Alemania parece no existir pues con el giro a la izquierda, vamos la vuelta a ser socialdemócratas nada más (tampoco piensen que los alemanes van a hacer la revolución), ya no cuentan los partidos de ultraizquierda en el Bundestag. Y a la izquierda del SPD está Die Linke o Los Verdes con casi 140 diputados de 709 que no está mal. Esa ultraizquierda alemana ha obtenido un 26% de los votos. ¡Sí que están mal! Igual es que los partidos verdes no son ultraizquierda, son otra cosa que está ahí y sólo se sitúan en la izquierda cuando interesa al director de turno. Da igual que sea Der Spiegel o La Razón. En Gran Bretaña dicen que no existe la ultraizquierda y esconden que está aliada con el Partido Laborista, por ejemplo. Y así con diversos países europeos ocultando datos para hacer ver que la izquierda es casi un sueño del pasado en Europa. Lo peor es que, si se quiere hacer justicia, la ultraizquierda en general y mediante un análisis histórico está igual o mucho mejor cuando sólo se contaban los partidos comunistas. Incluso cuando estaban en el gobierno como ocurrió en Francia hace bien poco durante el gobierno de Lionel Jospin con el añadido del comunista Robert Hue.

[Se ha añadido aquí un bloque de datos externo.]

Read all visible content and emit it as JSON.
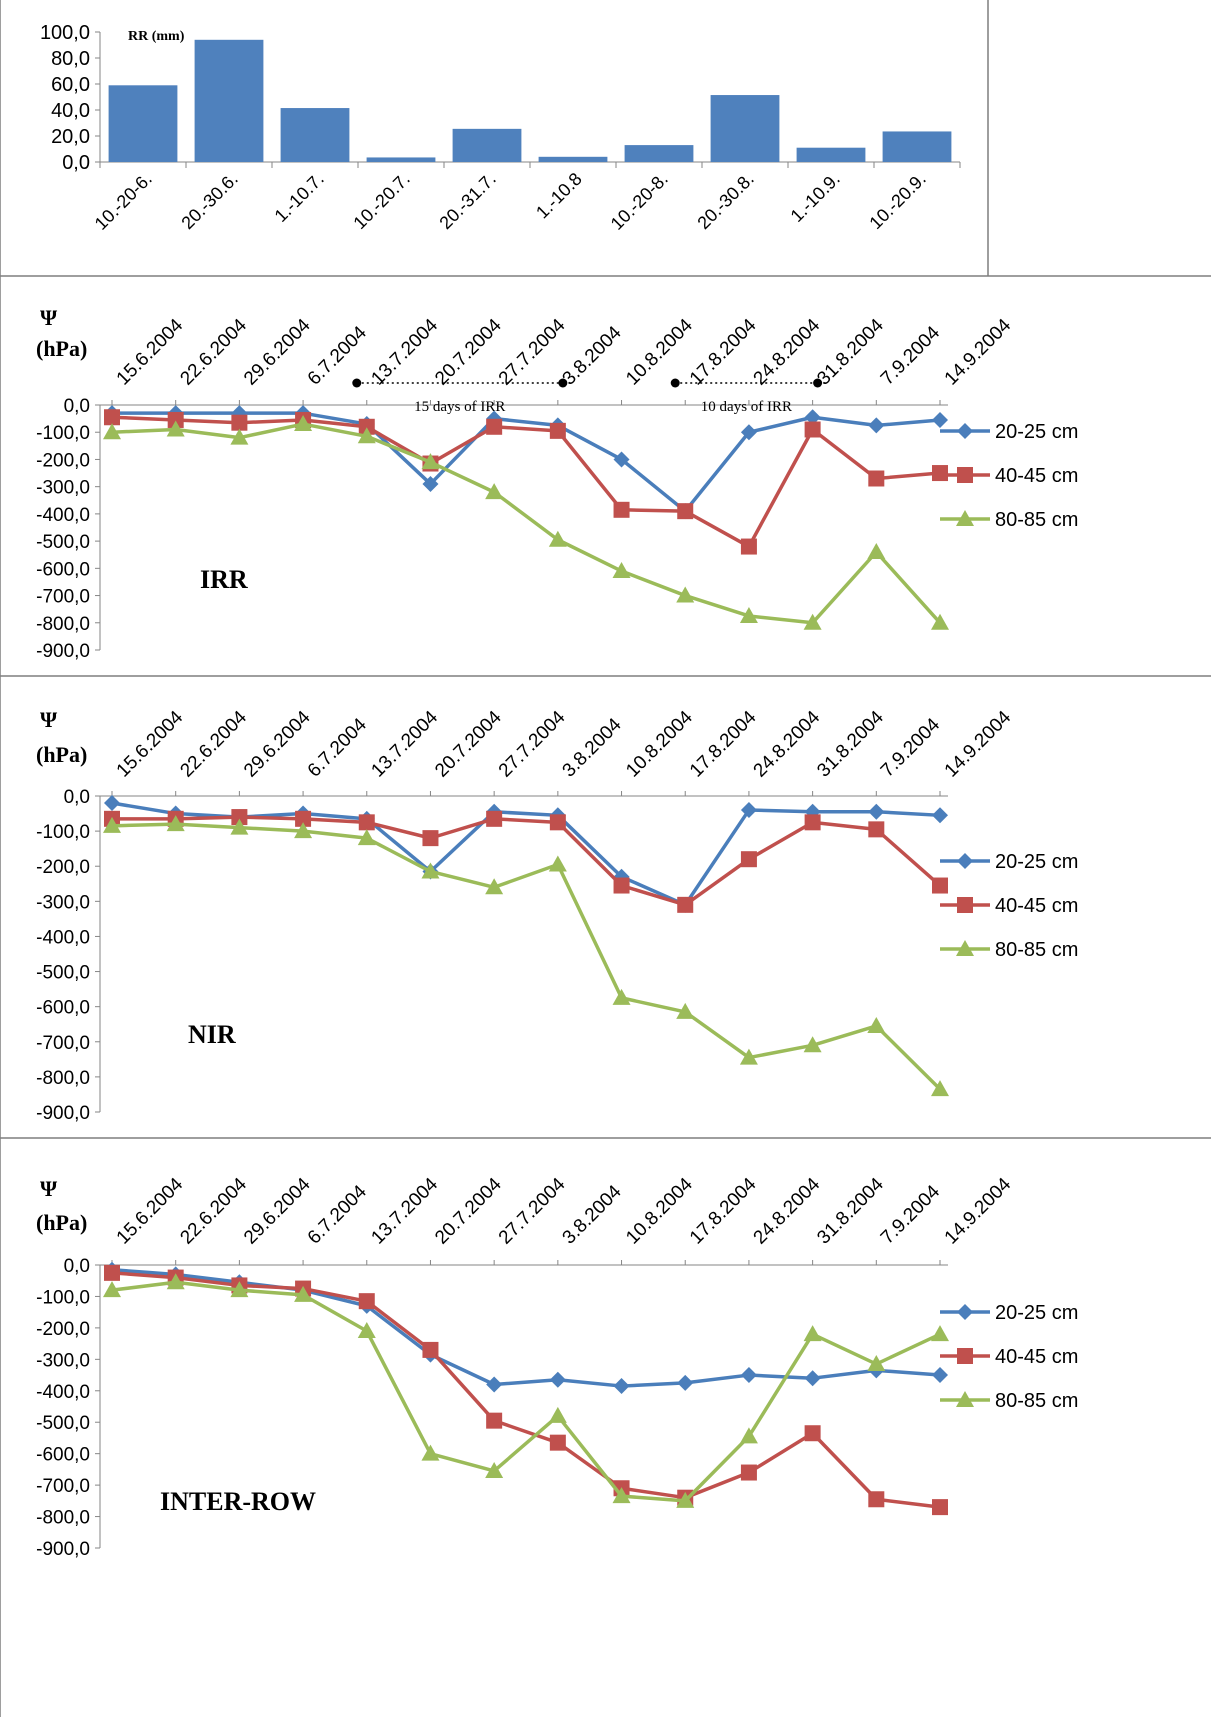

¿Por qué esta manipulación? Por una simple razón, intentar deslegitimar el Gobierno de Coalición pretendiendo hacer ver que es algo extraño e impropio a los parlamentos europeos lo que sucede aquí. Si la ultraizqueirda está en franca decadencia, según el argumentario de Marhuenda, no tiene sentido que en España el PSOE (que según La Razón ha virado a la izquierda sin explicar en qué) pacte con Unidas Podemos y no con el PP o con Ciudadanos (da igual que ni quieran desde la derecha o no den lo números). El corolario de esta falacia es que mejor ir a terceras elecciones y ver si así suman los neofascistas con los conservadores y así se cumple el deseo de la fracción más politizada de la clase dominante, especialmente, la mediática. Ni más, ni menos. Marhuenda intenta deslegitimar, sin importar la voluntad popular reflejada en el Congreso, el futuro gobierno con un ejemplo del exterior. Ese hacer ver que la izquierda es decadente no es algo coyuntural a lo que pasa en España, bien al contrario es un intento de manipulación para inyectar en las clases subalternas la ideología dominante, cuya máxima es la izquierda es siempre mala. Esta vez no ha colado.